Israel’s Supreme Court dismisses lawsuit that called for public transportation on Shabbat


An Israel Railways station in Tel Aviv. (Shmuel Rahmani/Israel Railways)

JERUSALEM (JTA) — Israel’s Supreme Court dismissed a lawsuit that called for public transportation on Shabbat.

The court on Monday decided not to hear the case, filed by several liberal groups and a left-wing Meretz party lawmaker, Tamar Zandberg, after it said that the filers had not properly requested the public transportation on Shabbat from the Transportation Ministry, a step that must be undertaken before the court could make a ruling.

The court also pointed out that no bus company had joined in the lawsuit, the Times of Israel reported.

Buses and trains do not run in Jewish-majority cities in Israel on Friday night and Saturday prior to sundown.
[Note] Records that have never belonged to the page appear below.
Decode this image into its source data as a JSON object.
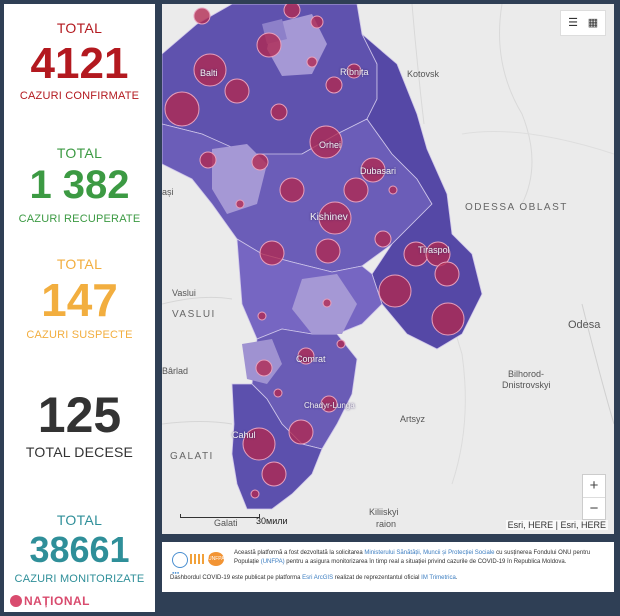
{
  "stats": {
    "total": {
      "label": "TOTAL",
      "value": "4121",
      "caption": "CAZURI CONFIRMATE"
    },
    "recovered": {
      "label": "TOTAL",
      "value": "1 382",
      "caption": "CAZURI RECUPERATE"
    },
    "suspect": {
      "label": "TOTAL",
      "value": "147",
      "caption": "CAZURI SUSPECTE"
    },
    "deaths": {
      "value": "125",
      "caption": "TOTAL DECESE"
    },
    "monitored": {
      "label": "TOTAL",
      "value": "38661",
      "caption": "CAZURI MONITORIZATE"
    }
  },
  "brand": "NAȚIONAL",
  "map": {
    "places": {
      "balti": "Balti",
      "ribnita": "Rîbnița",
      "kotovsk": "Kotovsk",
      "orhei": "Orhei",
      "dubasari": "Dubasari",
      "iasi": "ași",
      "kishinev": "Kishinev",
      "odessa_oblast": "ODESSA OBLAST",
      "tiraspol": "Tiraspol",
      "vaslui_city": "Vaslui",
      "vaslui_region": "VASLUI",
      "odesa": "Odesa",
      "comrat": "Comrat",
      "barlad": "Bârlad",
      "bilhorod": "Bilhorod-",
      "dnistrovskyi": "Dnistrovskyi",
      "ciadyr": "Chadyr-Lunga",
      "artsyz": "Artsyz",
      "galati_region": "GALATI",
      "cahul": "Cahul",
      "galati_city": "Galati",
      "kiliiskyi": "Kiliiskyi",
      "raion": "raion"
    },
    "scale_label": "30мили",
    "attribution": "Esri, HERE | Esri, HERE",
    "zoom_in": "+",
    "zoom_out": "−",
    "colors": {
      "region_dark": "#5a4ea8",
      "region_mid": "#7466c0",
      "region_light": "#a79ad6",
      "bubble": "#b1284f"
    }
  },
  "footer": {
    "line1_prefix": "Această platformă a fost dezvoltată la solicitarea",
    "line1_link1": "Ministerului Sănătății, Muncii și Protecției Sociale",
    "line1_mid": "cu susținerea Fondului ONU pentru Populație",
    "line1_link2": "(UNFPA)",
    "line1_suffix": "pentru a asigura monitorizarea în timp real a situației privind cazurile de COVID-19 în Republica Moldova.",
    "line2_prefix": "Dashbordul COVID-19 este publicat pe platforma",
    "line2_link1": "Esri ArcGIS",
    "line2_mid": "realizat de reprezentantul oficial",
    "line2_link2": "IM Trimetrica",
    "line2_suffix": ".",
    "logo_label": "UNFPA"
  }
}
Not having public transportation on Shabbat is part of the status quo agreement reached between the haredi Orthodox community and David Ben-Gurion before the formation of the state.


Opponents argue that the prohibition favors Orthodox preferences and unfairly blurs the boundaries between religion and state to the detriment of those who wish to travel on the Sabbath.

The Israeli government last week in a filing in response to the lawsuit said that public transportation on Shabbat is not an essential need, which would be a requirement to permit the violation of the status quo.

The State Prosecutor’s Office also said in its filing that in response to certain requests, public transportation is provided on certain lines that are needed on Saturday.